One way or another, each of us needs to figure out how to be at home in the world .… At peace in our daily lives. Nembutsu, Buddha-recollection, in our stream of tradition means saying, or holding silently in mind, the name of the Buddha of Limitless Wisdom-light and Endless Life. Our feeling ill at ease in various ways will evaporate in our eventual, Enlightened lives.
The Nembutsu can also help us move towards being more at home even now. The Nembutsu is the direct path (Jiki Do). Nembutsu in its many verbal forms is a direct path to contact with the sacred. “Namo Amida Butsu” gives us direct access to that which is worthy, nurturing and true.
The Nembutsu is the direct path to encountering Amida Buddha’s active fulfilling of their Vow. The Vow of Universal Liberation (Hon Gan), is the promise of a new home which is the fulfillment of our dreams. The Buddha’s Promise of help for all living beings can also help us to be more at peace even now. Even If our circumstances are dire, the Nembutsu can help us to endure them. Still, I ask, how can we move forward with some semblance of composure?
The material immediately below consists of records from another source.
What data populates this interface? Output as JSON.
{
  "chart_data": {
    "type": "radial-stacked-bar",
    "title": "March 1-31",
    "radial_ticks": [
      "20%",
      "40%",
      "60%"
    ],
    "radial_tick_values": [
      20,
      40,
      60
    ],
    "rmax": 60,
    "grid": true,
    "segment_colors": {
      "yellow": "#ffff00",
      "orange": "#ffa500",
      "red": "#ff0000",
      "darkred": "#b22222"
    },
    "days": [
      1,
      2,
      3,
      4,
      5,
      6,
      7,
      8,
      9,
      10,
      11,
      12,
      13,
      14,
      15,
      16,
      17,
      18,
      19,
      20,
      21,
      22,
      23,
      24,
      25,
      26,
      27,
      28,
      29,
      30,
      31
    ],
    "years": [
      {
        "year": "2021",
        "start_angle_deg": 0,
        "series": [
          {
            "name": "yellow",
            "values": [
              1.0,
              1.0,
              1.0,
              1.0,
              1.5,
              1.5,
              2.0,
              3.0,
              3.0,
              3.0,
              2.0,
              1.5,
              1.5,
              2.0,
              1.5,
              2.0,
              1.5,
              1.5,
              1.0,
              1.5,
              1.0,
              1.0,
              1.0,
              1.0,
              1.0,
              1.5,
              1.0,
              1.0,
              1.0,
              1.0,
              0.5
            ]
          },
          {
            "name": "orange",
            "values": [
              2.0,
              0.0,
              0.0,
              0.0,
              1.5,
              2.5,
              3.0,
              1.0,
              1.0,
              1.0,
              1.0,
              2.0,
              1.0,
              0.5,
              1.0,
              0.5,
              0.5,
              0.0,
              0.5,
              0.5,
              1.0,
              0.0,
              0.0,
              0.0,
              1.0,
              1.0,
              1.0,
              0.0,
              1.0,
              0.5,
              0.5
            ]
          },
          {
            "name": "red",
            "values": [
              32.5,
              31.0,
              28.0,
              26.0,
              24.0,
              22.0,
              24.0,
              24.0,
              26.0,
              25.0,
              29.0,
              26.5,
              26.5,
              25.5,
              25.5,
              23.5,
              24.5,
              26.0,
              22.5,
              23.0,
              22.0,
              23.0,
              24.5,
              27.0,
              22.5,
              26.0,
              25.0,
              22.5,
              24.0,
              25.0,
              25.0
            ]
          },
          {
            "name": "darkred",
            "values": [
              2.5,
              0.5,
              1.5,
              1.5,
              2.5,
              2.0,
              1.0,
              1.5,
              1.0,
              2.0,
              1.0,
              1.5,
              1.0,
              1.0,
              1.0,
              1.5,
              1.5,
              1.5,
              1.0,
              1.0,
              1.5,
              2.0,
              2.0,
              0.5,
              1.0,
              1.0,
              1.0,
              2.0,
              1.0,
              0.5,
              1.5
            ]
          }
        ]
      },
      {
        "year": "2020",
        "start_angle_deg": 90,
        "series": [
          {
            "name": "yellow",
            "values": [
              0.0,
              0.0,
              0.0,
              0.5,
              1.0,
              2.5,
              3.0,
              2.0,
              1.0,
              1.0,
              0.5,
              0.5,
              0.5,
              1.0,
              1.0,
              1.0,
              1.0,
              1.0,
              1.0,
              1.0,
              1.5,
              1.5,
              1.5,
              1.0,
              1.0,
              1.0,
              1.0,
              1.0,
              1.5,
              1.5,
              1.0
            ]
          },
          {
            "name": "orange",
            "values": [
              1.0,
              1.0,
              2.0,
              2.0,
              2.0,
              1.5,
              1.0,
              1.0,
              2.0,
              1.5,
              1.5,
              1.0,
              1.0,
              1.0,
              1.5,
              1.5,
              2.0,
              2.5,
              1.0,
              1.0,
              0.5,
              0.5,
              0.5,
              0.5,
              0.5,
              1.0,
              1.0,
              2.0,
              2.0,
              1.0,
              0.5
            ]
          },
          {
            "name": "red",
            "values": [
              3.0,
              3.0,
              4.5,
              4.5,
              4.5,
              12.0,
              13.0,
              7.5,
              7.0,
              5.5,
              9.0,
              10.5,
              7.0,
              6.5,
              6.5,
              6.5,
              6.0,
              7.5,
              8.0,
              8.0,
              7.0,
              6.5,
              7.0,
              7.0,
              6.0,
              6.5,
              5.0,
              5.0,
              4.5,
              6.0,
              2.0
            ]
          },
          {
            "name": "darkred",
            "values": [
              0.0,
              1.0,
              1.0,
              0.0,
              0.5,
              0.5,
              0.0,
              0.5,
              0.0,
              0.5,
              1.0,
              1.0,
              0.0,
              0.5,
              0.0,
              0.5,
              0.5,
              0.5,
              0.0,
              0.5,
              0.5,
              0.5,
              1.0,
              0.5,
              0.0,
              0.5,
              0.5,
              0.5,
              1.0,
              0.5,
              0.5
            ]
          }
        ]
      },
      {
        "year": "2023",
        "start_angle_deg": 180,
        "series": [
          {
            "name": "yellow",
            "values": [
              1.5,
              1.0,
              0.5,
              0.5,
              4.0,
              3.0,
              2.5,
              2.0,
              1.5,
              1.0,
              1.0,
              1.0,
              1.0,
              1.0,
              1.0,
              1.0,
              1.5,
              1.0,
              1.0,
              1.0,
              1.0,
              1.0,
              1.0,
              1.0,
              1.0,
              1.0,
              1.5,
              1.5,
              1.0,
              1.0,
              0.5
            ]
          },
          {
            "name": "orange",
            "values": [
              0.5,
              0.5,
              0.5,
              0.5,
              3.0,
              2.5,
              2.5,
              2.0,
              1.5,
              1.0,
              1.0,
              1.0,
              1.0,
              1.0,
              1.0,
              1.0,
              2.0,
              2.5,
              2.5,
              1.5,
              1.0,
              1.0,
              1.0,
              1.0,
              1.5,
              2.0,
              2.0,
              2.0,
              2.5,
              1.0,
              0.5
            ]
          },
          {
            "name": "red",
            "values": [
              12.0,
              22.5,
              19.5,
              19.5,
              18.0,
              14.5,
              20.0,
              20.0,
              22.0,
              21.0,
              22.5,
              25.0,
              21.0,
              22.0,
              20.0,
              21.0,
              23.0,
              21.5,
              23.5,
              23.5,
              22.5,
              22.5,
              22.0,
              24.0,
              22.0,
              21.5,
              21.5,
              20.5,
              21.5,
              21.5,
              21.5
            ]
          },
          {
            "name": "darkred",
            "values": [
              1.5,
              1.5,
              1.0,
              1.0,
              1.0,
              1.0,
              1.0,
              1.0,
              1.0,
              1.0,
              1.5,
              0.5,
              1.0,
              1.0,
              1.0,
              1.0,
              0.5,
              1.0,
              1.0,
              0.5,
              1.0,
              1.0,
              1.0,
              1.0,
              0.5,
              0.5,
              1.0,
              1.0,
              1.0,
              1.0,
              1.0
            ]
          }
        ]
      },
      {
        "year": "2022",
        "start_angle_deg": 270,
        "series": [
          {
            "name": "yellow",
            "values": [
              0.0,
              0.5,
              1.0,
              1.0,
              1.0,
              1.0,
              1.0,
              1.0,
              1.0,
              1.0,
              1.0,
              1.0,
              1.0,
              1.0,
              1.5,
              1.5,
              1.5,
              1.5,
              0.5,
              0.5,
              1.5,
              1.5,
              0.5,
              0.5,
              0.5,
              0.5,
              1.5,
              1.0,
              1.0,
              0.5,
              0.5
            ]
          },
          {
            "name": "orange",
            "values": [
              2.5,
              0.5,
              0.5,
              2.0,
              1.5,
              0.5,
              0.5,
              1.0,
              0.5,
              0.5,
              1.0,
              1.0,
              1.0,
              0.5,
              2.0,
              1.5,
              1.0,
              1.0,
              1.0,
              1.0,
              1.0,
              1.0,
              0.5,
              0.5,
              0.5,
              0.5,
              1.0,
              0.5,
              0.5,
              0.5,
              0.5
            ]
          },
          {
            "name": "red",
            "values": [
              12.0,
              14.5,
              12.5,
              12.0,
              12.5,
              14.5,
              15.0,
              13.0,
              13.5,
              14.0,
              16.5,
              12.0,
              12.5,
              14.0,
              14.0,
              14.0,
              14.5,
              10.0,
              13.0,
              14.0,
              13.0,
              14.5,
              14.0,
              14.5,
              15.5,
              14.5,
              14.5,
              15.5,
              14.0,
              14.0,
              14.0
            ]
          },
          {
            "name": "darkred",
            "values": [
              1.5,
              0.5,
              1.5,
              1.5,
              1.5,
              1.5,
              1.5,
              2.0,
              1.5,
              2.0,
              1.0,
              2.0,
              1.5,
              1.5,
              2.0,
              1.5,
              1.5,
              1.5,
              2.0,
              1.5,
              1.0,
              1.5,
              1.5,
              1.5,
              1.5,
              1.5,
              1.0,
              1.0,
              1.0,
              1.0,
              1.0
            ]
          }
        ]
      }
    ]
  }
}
There are two things that anyone must do to be at home in the world. The one thing we must do to have peace in our lives is to change our attitudes toward the world. We must soften our tone, deflate pretentions, set more realistic goals for ourselves. Buddhists of most schools, styles and persuasions usually understand this obligation. The other thing that we must do, in order to be at home in the world, is to act to change the world. We must act to change the world so that it comes to accord more closely with the most positive values and aspirations we have developed as Buddhists.
At a minimum, we must speak out in defense of the bullied, oppressed and marginalized. We must oppose tyrants, tyrannical ideas, and garden variety bullies. We must decry blocs to freedom of all sorts. We must, at a minimum, make it clear that we insist:
Stop Asian Hate Black Lives Matter
Palestinian Lives Matter LGBTQ Lives Matter
Speaking out in these ways against observed forms of prejudice and violence is a start. If you see unfairness, say something. After saying something, do something. Get into John Lewis style good trouble. Fight the fight that is good but that is also gentle. Despite being a struggle for what is genuine and fair, Buddhist skirmishes remain non-violent.
We must do the work of including those who are marginalized. When those who have been excluded are more at home, we can be more at home. Buddhists who have centered their lives upon the Nembutsu want to share our home with all those who need one.
The Nembutsu, being the active compassion of the Buddha, will lead us both to humility and to the heroic project of reshaping the world in the light of the Dharma. The two aspects of genuine entrusting to the Nembutsu are simply these: the urge to change oneself and the aspiration to remake the world.
At least, this is what I see in Shinran, in all the most impressive teachers in the Jodo Shinshu lineage, and in my own still-unfolding engagement with the Nembutsu. You may say that I’m a dreamer, but John Lennon, John Lewis and I are not the only ones. One day so many of us will live up to both of these responsibilities — change oneself in all humility, change the world with deep conviction — that “the world will be as one.”